Als Bremens Aron Jóhannsson nach sieben Spielminuten auf 2:0 für die Gäste von der Weser stellte, brauchte es schon viel Fantasie, um der Werkself noch ein ernstzunehmendes ​Comeback im DFB-Pokal-Viertelfinale zuzutrauen. Schon früh am Abend war klar, dass es einen Hauch Magie benötigen würde, um die Begegnung gegen die Kohfeldt-Elf doch noch zum Kippen zu bringen. Und die hoffnungsvollen Blicke der Bayer-Fans trafen in erster Linie den Jamaikaner Leon Bailey.


Doch es sollte diesmal nicht der quirlige 20-Jährige sein, der das Spiel zu Gunsten Bayers drehte. Nein, der Name des Mannes des Abends lautete Julian Brandt. Dass der 21-jährige gebürtige Bremer in seiner inzwischen fünften Profisaison durchaus zu großen Spielen in der Lage sein könnte, war schon länger klar – und doch zeigte er es bislang zu selten.


Dabei ist die Polyvalenz, mit der Brandt im Offensivspiel der Herrlich-Elf eingesetzt werden kann, speziell in seiner Altersklasse, ohnegleichen. Ohne spürbaren Qualitätsverlust kann Brandt links, rechts oder im Zentrum wirbeln.

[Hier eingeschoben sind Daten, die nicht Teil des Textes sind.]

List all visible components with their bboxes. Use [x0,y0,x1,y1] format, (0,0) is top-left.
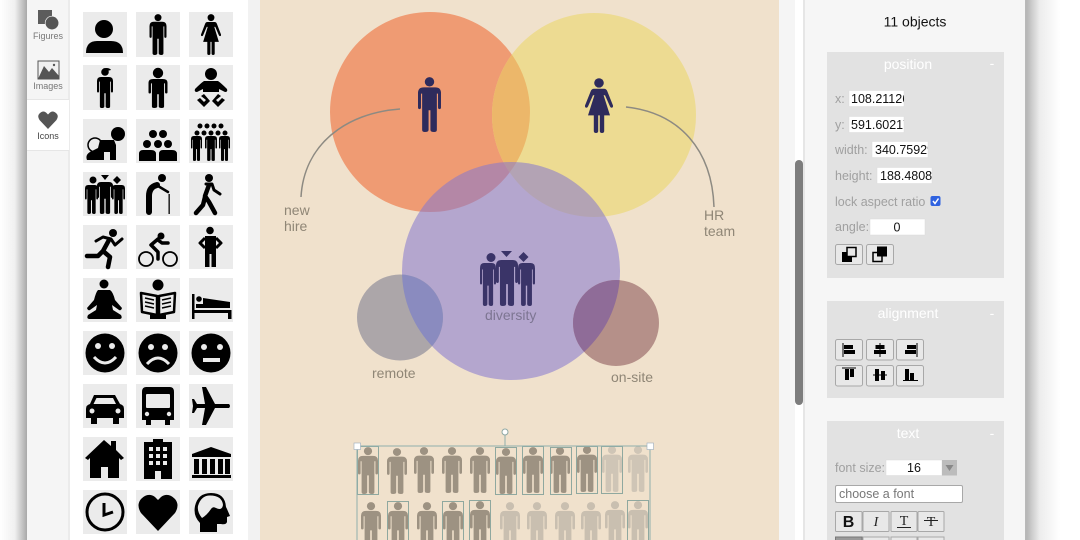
button: bold [836,512,862,532]
circle: yellow [492,13,696,217]
icon: walking person [196,174,220,213]
button: underline [891,512,917,532]
icon: diversity group [480,251,535,306]
window shadow left [0,0,27,540]
icon: crowd [191,124,230,161]
icon: neutral face [192,334,230,372]
icon: person hands on hips [200,227,221,267]
field: x: x: [835,92,845,106]
field: y: 591.60217 [851,118,910,132]
button: italic [863,512,889,532]
panel: text: - [990,425,995,441]
button: bring forward [836,244,862,264]
field: choose a font [836,486,962,502]
icon: cyclist [139,232,177,266]
label: new hire: hire [284,218,308,234]
circle overlap: on-site and diversity [573,280,620,352]
icon: head with brain [195,493,230,532]
icon: person reading newspaper [141,280,175,319]
tab: icons [37,111,59,141]
field: width: width: [834,143,868,157]
panel: position [827,52,1004,278]
button: bold: B [843,514,854,531]
icon: elderly person [149,174,170,214]
circle: on-site [573,280,659,366]
selection boxes [358,446,648,540]
button row cut off at bottom [836,537,944,540]
panel: position: - [990,55,995,71]
button: strikethrough [918,512,944,532]
icon: happy face [86,334,124,372]
icon: airplane [192,387,230,425]
selection frame and handles [354,429,654,540]
field: y: y: [835,118,845,132]
icon: diverse group [85,175,125,214]
circle overlap: remote and diversity [402,274,443,346]
field: height [835,168,932,184]
icon: group of people [139,130,177,161]
button: align left [836,340,862,360]
arrow: new hire [301,109,400,197]
tab: images [33,61,63,91]
field: height: 188.4808 [880,169,932,183]
people: bottom row [361,501,648,540]
label: new hire: new [284,202,311,218]
panel: properties [805,0,1026,540]
field: font size: font size: [835,461,885,475]
icon: boy [148,68,168,108]
icon: woman on yellow circle [585,78,613,133]
panel: alignment: - [990,305,995,321]
label: HR team: HR [704,207,724,223]
tab: images: Images [33,81,63,91]
icon: bed [192,294,232,319]
button: align bottom [896,366,924,386]
panel: text [827,421,1004,540]
button: align center [866,340,894,360]
label: remote: remote [372,365,416,381]
button: send backward [866,244,894,264]
field: width: 340.75929 [875,143,934,157]
icon: car [86,395,124,424]
field: width [834,142,934,158]
icon: user [86,20,123,53]
icon: baby [195,68,227,107]
scrollbar [795,0,805,540]
circle: purple [402,162,620,380]
label: HR team: team [704,223,735,239]
icon: bus [142,387,174,425]
field: x: 108.21126 [851,92,909,106]
icon: clock [87,494,123,530]
circle: orange [330,12,530,212]
field: font size: 16 [907,461,921,475]
button: align middle [866,366,894,386]
label: diversity: diversity [485,307,536,323]
arrow: HR team [626,107,714,207]
people: top row [358,446,648,494]
icon: crawling baby [86,127,125,160]
icon: person with hair [97,68,113,108]
field: angle: angle: [835,220,869,234]
button: strikethrough: T [927,515,936,530]
icon: heart [138,495,178,531]
tab: icons: Icons [37,131,59,141]
icon: office building [144,439,172,479]
tab: figures [33,10,64,41]
button: align top [836,366,862,386]
panel: venn diagram [284,12,735,385]
text: object count: 11 objects [884,14,946,30]
button: underline: T [900,514,909,529]
field: angle: 0 [894,220,901,234]
panel: icon library [70,0,260,540]
label: on-site: on-site [611,369,653,385]
icon: house [85,440,124,478]
heading: alignment: alignment [878,305,938,321]
icon: woman [201,14,221,55]
circle: remote [357,274,443,360]
heading: text: text [897,425,919,441]
heading: position: position [884,56,932,72]
selected people row [354,429,654,540]
field: x [835,90,909,106]
button: align right [896,340,924,360]
field: choose a font: choose a font [839,487,915,501]
icon: meditating person [87,280,122,319]
tab: figures: Figures [33,31,64,41]
icon: man on orange circle [418,77,441,132]
window shadow right [1026,0,1060,540]
field: font size [835,460,957,476]
panel: sidebar tabs [27,0,70,540]
field: height: height: [835,169,873,183]
field: y [835,116,910,132]
field: angle [835,219,925,235]
icon: sad face [138,334,178,372]
panel: canvas [260,0,795,540]
panel: alignment [827,301,1004,398]
circle overlap: orange and yellow [492,54,530,172]
icon: bank [192,447,231,478]
icon: running person [87,229,122,267]
field: lock aspect ratio: lock aspect ratio [835,195,925,209]
button: italic: I [873,515,880,530]
icon: man [150,14,166,55]
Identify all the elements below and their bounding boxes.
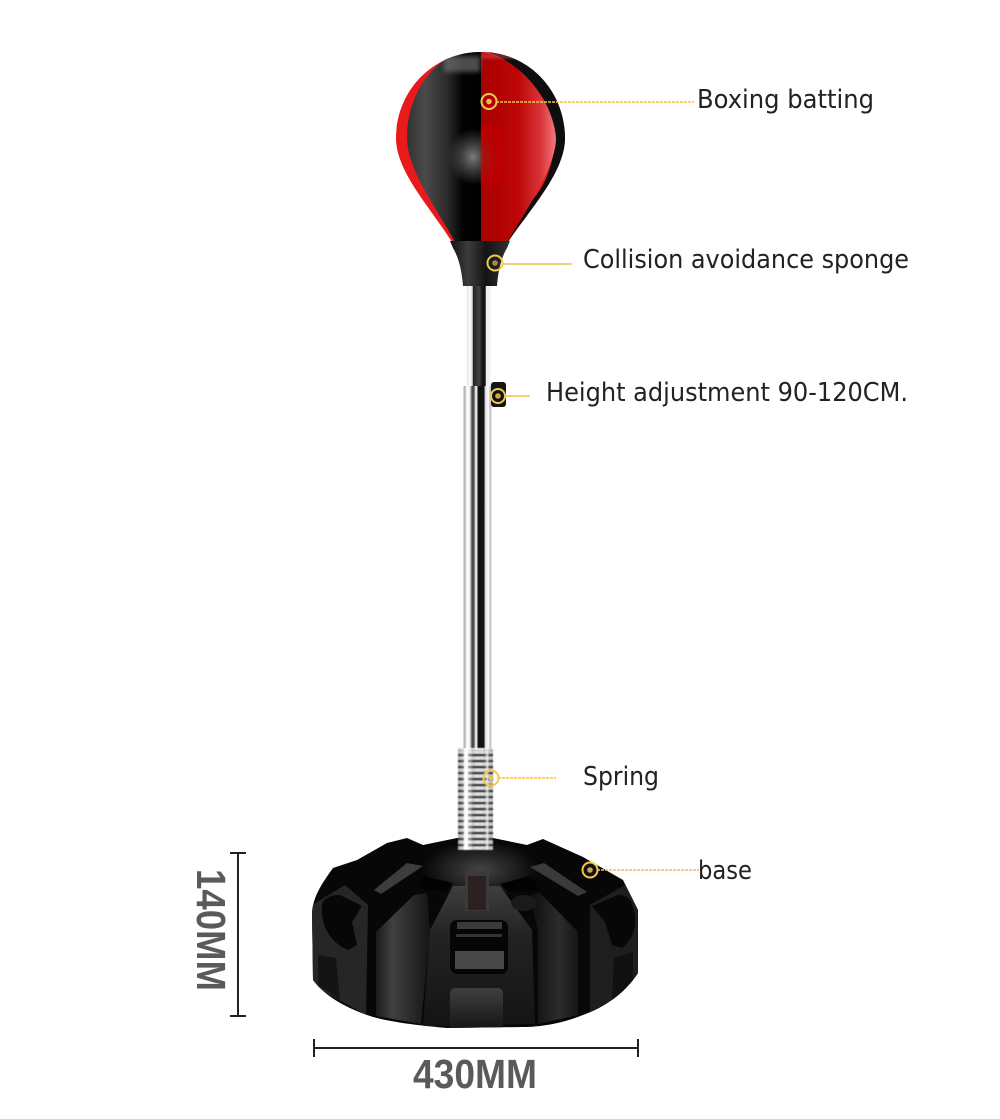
callout: height adjustment: Height adjustment 90-120CM. bbox=[546, 378, 908, 408]
infographic canvas bbox=[196, 52, 908, 1088]
base bbox=[312, 838, 640, 1030]
top right black band bbox=[488, 52, 565, 241]
punching ball bbox=[396, 50, 570, 244]
centre front panel bbox=[423, 886, 535, 1026]
right side opening bbox=[592, 895, 635, 948]
left top strip bbox=[374, 863, 423, 894]
callout: base bbox=[582, 856, 752, 886]
handle bbox=[450, 920, 508, 974]
callout: spring: Spring bbox=[583, 762, 659, 792]
right front panel bbox=[530, 893, 578, 1024]
dimension: height 140MM bbox=[188, 853, 246, 1016]
top slot bbox=[465, 871, 489, 911]
right wedge notch bbox=[500, 876, 532, 892]
right side wall bbox=[590, 885, 640, 1012]
cone highlight bbox=[430, 845, 530, 892]
height adjustment knob bbox=[491, 382, 506, 407]
callout: base: base bbox=[698, 856, 752, 886]
left side opening bbox=[322, 895, 362, 950]
callout: spring bbox=[484, 762, 659, 792]
callout: collision avoidance sponge: Collision avoidance sponge bbox=[583, 245, 909, 275]
top highlight bbox=[444, 56, 480, 72]
black left panel bbox=[407, 50, 481, 244]
left side wall bbox=[312, 885, 368, 1015]
collision sponge collar bbox=[450, 241, 510, 286]
right top strip bbox=[530, 863, 587, 896]
dimension: width 430MM: 430MM bbox=[413, 1051, 537, 1097]
callout: boxing batting bbox=[482, 85, 874, 115]
dimension: height 140MM: 140MM bbox=[188, 869, 234, 991]
dimension: width 430MM bbox=[314, 1039, 638, 1097]
centre highlight bbox=[450, 131, 491, 182]
left wedge notch bbox=[427, 877, 453, 892]
pole bbox=[463, 284, 492, 750]
upper tube bbox=[467, 284, 491, 388]
red right panel bbox=[481, 52, 556, 244]
dark recess at right bbox=[511, 895, 537, 911]
spring bbox=[458, 748, 493, 850]
lower notch bbox=[450, 988, 503, 1030]
callout: boxing batting: Boxing batting bbox=[697, 85, 874, 115]
lower chrome tube bbox=[463, 386, 492, 750]
left front panel bbox=[376, 893, 430, 1024]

Temporär sogar in vorderster Front. An guten Tagen kann man in Brandt durchaus das Potential eines kommenden Weltklassespielers aufblitzen sehen. An durchschnittlichen oder schlechten Tagen hingegen geht Brandt bislang im Kollektiv meist unter.


Aber gegen Werder sollte es eben ein besonderer Abend sein: Brandt nahm das Heft des Handelns in die Hand, trieb die Seinen unermüdlich an und konnte nach toller Vorarbeit von Dominik Kohr schon bald auf 1:2 verkürzen. Und die ganze Klasse des ehemaligen Wolfsburgers blitze dann zehn Minuten nach Wiederanpfiff auf. Quasi aus dem Stand zog der auffällige Nationalspieler vom Sechzehner ab und schlenzte das Leder sehenswert zum 2:2 in die Maschen. Bayer drehte die Begegnung in der Verlängerung vollends – und feierte den Einzug ins Halbfinale.



Brandts erster Doppelpack seiner Profi-Karriere zeigt auch, dass Bayer nicht von der Qualität und Unberechenbarkeit Leon Baileys abhängig sein muss. Auch Brandt kann für entscheidende Momente sorgen. Konserviert er diese Leistung, sind Anrufe von Europas Topklubs eine Frage der Zeit. Und liegt Bayer das nächste Mal aussichtlos zurück, verteilen sich die Blicke möglicherweise auf Brandt und Bailey.